You write: "Under Patriarchy women are defined in relation to men as their wives and mothers of their babies."

1.  If women or men (it makes not difference) are not at least partially defined in relation to their spouses, who shoud they be defined in relation to?  The government?  Gossip columnists? Self-appointed experts TV executives?   

2.   Women being defined in relation to their husbands has also historically been a reason why some men still stay faithful to their wives and recognize their children, correct?  Throw that 'relating-to' concept away and it becomes a sexual free-for-all or a basis to shirk family responsibility: E.g., "I'm not his wife."  or "She is not my wife ... she belongs to the world."  What do you think?

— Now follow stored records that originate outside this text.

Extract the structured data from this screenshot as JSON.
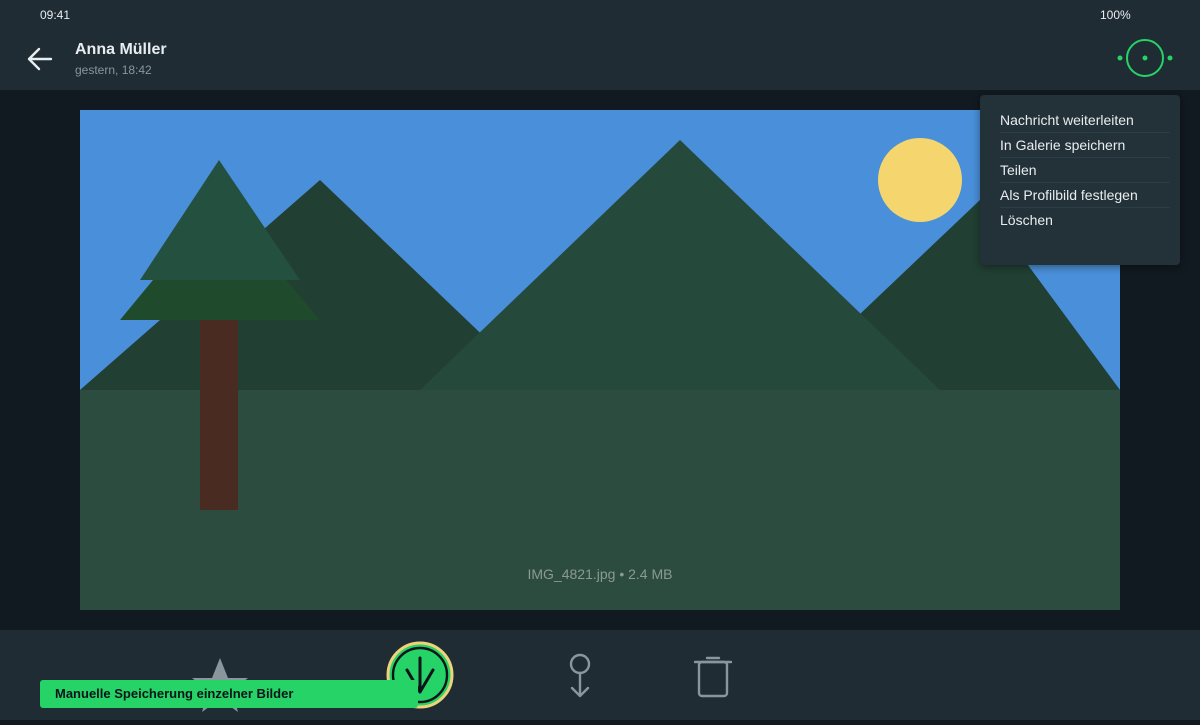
{
  "status": {
    "time": "09:41",
    "battery": "100%"
  },
  "header": {
    "back_icon": "arrow-left-icon",
    "contact_name": "Anna Müller",
    "timestamp": "gestern, 18:42",
    "menu_icon": "more-options-icon"
  },
  "media": {
    "filename_info": "IMG_4821.jpg • 2.4 MB"
  },
  "menu": {
    "items": [
      {
        "label": "Nachricht weiterleiten"
      },
      {
        "label": "In Galerie speichern"
      },
      {
        "label": "Teilen"
      },
      {
        "label": "Als Profilbild festlegen"
      },
      {
        "label": "Löschen"
      }
    ]
  },
  "bottom_bar": {
    "icons": [
      "star-icon",
      "save-icon",
      "pin-icon",
      "delete-icon"
    ]
  },
  "toast": {
    "text": "Manuelle Speicherung einzelner Bilder"
  },
  "colors": {
    "accent": "#25d366",
    "highlight_ring": "#f0d27a",
    "background": "#111a21",
    "bar": "#1f2c34",
    "menu_bg": "#233138"
  }
}
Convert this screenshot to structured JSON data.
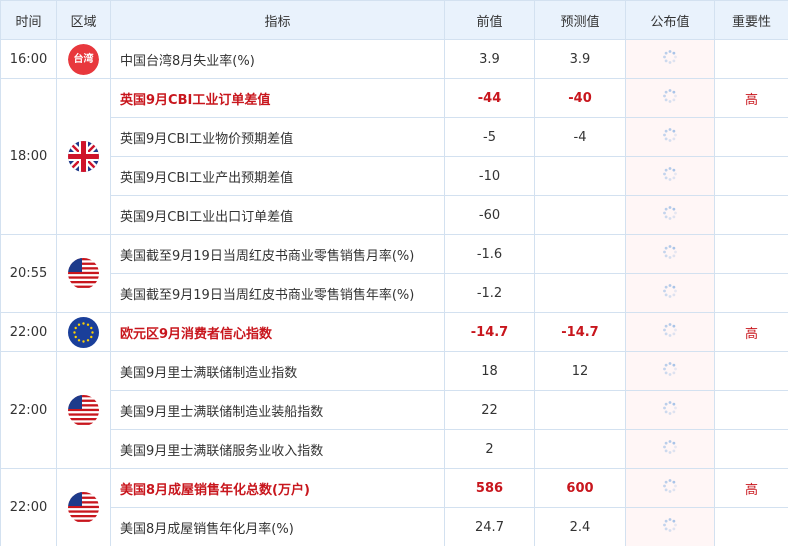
{
  "header": {
    "time": "时间",
    "region": "区域",
    "indicator": "指标",
    "previous": "前值",
    "forecast": "预测值",
    "actual": "公布值",
    "importance": "重要性"
  },
  "groups": [
    {
      "time": "16:00",
      "flag": "tw",
      "flag_label": "台湾",
      "rows": [
        {
          "name": "中国台湾8月失业率(%)",
          "prev": "3.9",
          "forecast": "3.9",
          "importance": "",
          "high": false
        }
      ]
    },
    {
      "time": "18:00",
      "flag": "uk",
      "flag_label": "",
      "rows": [
        {
          "name": "英国9月CBI工业订单差值",
          "prev": "-44",
          "forecast": "-40",
          "importance": "高",
          "high": true
        },
        {
          "name": "英国9月CBI工业物价预期差值",
          "prev": "-5",
          "forecast": "-4",
          "importance": "",
          "high": false
        },
        {
          "name": "英国9月CBI工业产出预期差值",
          "prev": "-10",
          "forecast": "",
          "importance": "",
          "high": false
        },
        {
          "name": "英国9月CBI工业出口订单差值",
          "prev": "-60",
          "forecast": "",
          "importance": "",
          "high": false
        }
      ]
    },
    {
      "time": "20:55",
      "flag": "us",
      "flag_label": "",
      "rows": [
        {
          "name": "美国截至9月19日当周红皮书商业零售销售月率(%)",
          "prev": "-1.6",
          "forecast": "",
          "importance": "",
          "high": false
        },
        {
          "name": "美国截至9月19日当周红皮书商业零售销售年率(%)",
          "prev": "-1.2",
          "forecast": "",
          "importance": "",
          "high": false
        }
      ]
    },
    {
      "time": "22:00",
      "flag": "eu",
      "flag_label": "",
      "rows": [
        {
          "name": "欧元区9月消费者信心指数",
          "prev": "-14.7",
          "forecast": "-14.7",
          "importance": "高",
          "high": true
        }
      ]
    },
    {
      "time": "22:00",
      "flag": "us",
      "flag_label": "",
      "rows": [
        {
          "name": "美国9月里士满联储制造业指数",
          "prev": "18",
          "forecast": "12",
          "importance": "",
          "high": false
        },
        {
          "name": "美国9月里士满联储制造业装船指数",
          "prev": "22",
          "forecast": "",
          "importance": "",
          "high": false
        },
        {
          "name": "美国9月里士满联储服务业收入指数",
          "prev": "2",
          "forecast": "",
          "importance": "",
          "high": false
        }
      ]
    },
    {
      "time": "22:00",
      "flag": "us",
      "flag_label": "",
      "rows": [
        {
          "name": "美国8月成屋销售年化总数(万户)",
          "prev": "586",
          "forecast": "600",
          "importance": "高",
          "high": true
        },
        {
          "name": "美国8月成屋销售年化月率(%)",
          "prev": "24.7",
          "forecast": "2.4",
          "importance": "",
          "high": false
        }
      ]
    }
  ],
  "colors": {
    "header_bg": "#e9f2fc",
    "border": "#d3e1f0",
    "highlight": "#c8161d",
    "actual_bg": "#fff6f6"
  },
  "icons": {
    "loading": "loading-spinner-icon"
  }
}
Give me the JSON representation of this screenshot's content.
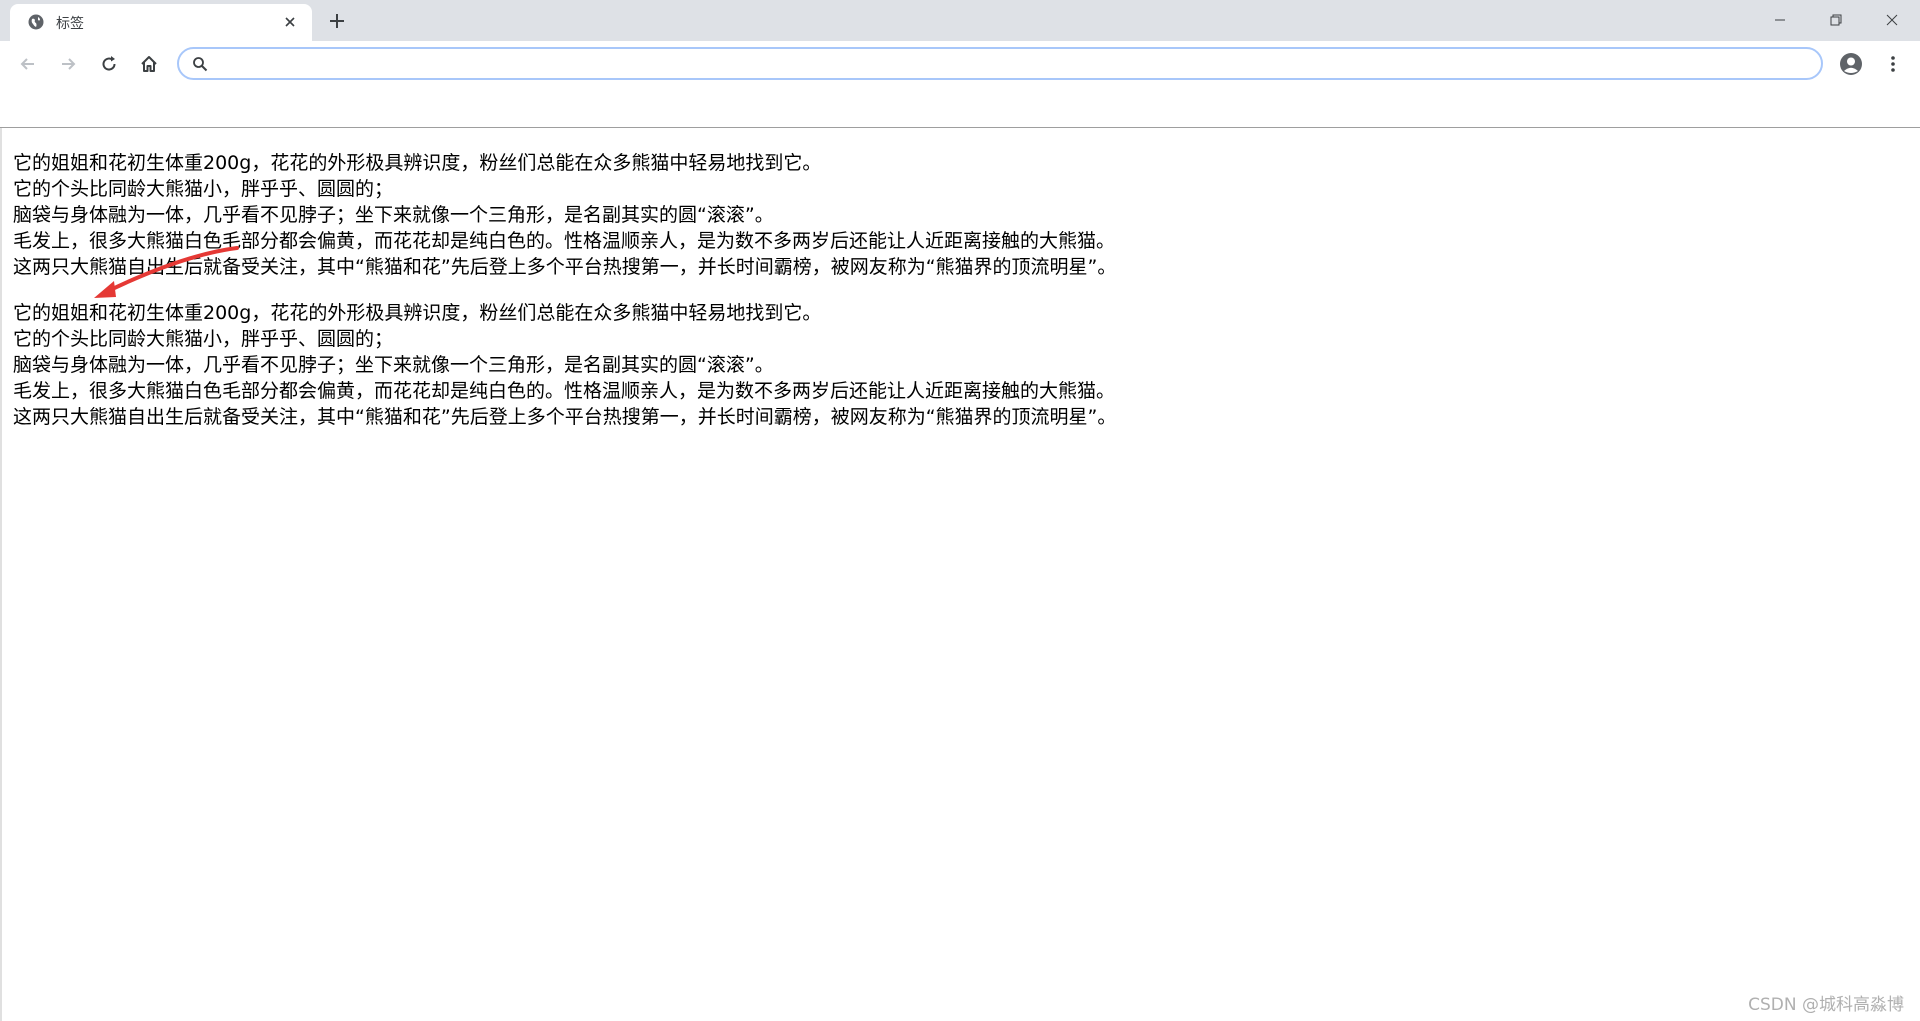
{
  "tab": {
    "title": "标签",
    "favicon": "globe-icon",
    "close_icon": "close-icon"
  },
  "new_tab_icon": "plus-icon",
  "window_controls": [
    "minimize-icon",
    "restore-icon",
    "close-icon"
  ],
  "toolbar": {
    "back_icon": "arrow-left-icon",
    "forward_icon": "arrow-right-icon",
    "reload_icon": "reload-icon",
    "home_icon": "home-icon",
    "omnibox_value": "",
    "profile_icon": "account-circle-icon",
    "menu_icon": "kebab-menu-icon"
  },
  "colors": {
    "tabstrip_bg": "#dee1e6",
    "omnibox_border": "#a8c7fa",
    "annotation_arrow": "#e53935"
  },
  "content": {
    "block1": {
      "line1": "它的姐姐和花初生体重200g，花花的外形极具辨识度，粉丝们总能在众多熊猫中轻易地找到它。",
      "line2": "它的个头比同龄大熊猫小，胖乎乎、圆圆的；",
      "line3": "脑袋与身体融为一体，几乎看不见脖子；坐下来就像一个三角形，是名副其实的圆“滚滚”。",
      "line4": "毛发上，很多大熊猫白色毛部分都会偏黄，而花花却是纯白色的。性格温顺亲人，是为数不多两岁后还能让人近距离接触的大熊猫。",
      "line5": "这两只大熊猫自出生后就备受关注，其中“熊猫和花”先后登上多个平台热搜第一，并长时间霸榜，被网友称为“熊猫界的顶流明星”。"
    },
    "block2": {
      "line1": "它的姐姐和花初生体重200g，花花的外形极具辨识度，粉丝们总能在众多熊猫中轻易地找到它。",
      "line2": "它的个头比同龄大熊猫小，胖乎乎、圆圆的；",
      "line3": "脑袋与身体融为一体，几乎看不见脖子；坐下来就像一个三角形，是名副其实的圆“滚滚”。",
      "line4": "毛发上，很多大熊猫白色毛部分都会偏黄，而花花却是纯白色的。性格温顺亲人，是为数不多两岁后还能让人近距离接触的大熊猫。",
      "line5": "这两只大熊猫自出生后就备受关注，其中“熊猫和花”先后登上多个平台热搜第一，并长时间霸榜，被网友称为“熊猫界的顶流明星”。"
    }
  },
  "watermark": "CSDN @城科高淼博"
}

3.   Generally, women in Iranian society exert a lot of power in the home -- they are hardly voiceless and powerless (at least from what I have seen). Don't you think it's not entirely accurate to portray Iranian women as 'oppressed property'?  The other thing I've seen is that Iranian men are mamas boys - they love their moms and listen to their moms and pay far more respect and deference to their mothers than American men (who supposedly are less patriarchal).  

 

Would love to hear your opinions.   


vildemose

Excellent and most

by vildemose on

Excellent and most original...thank you.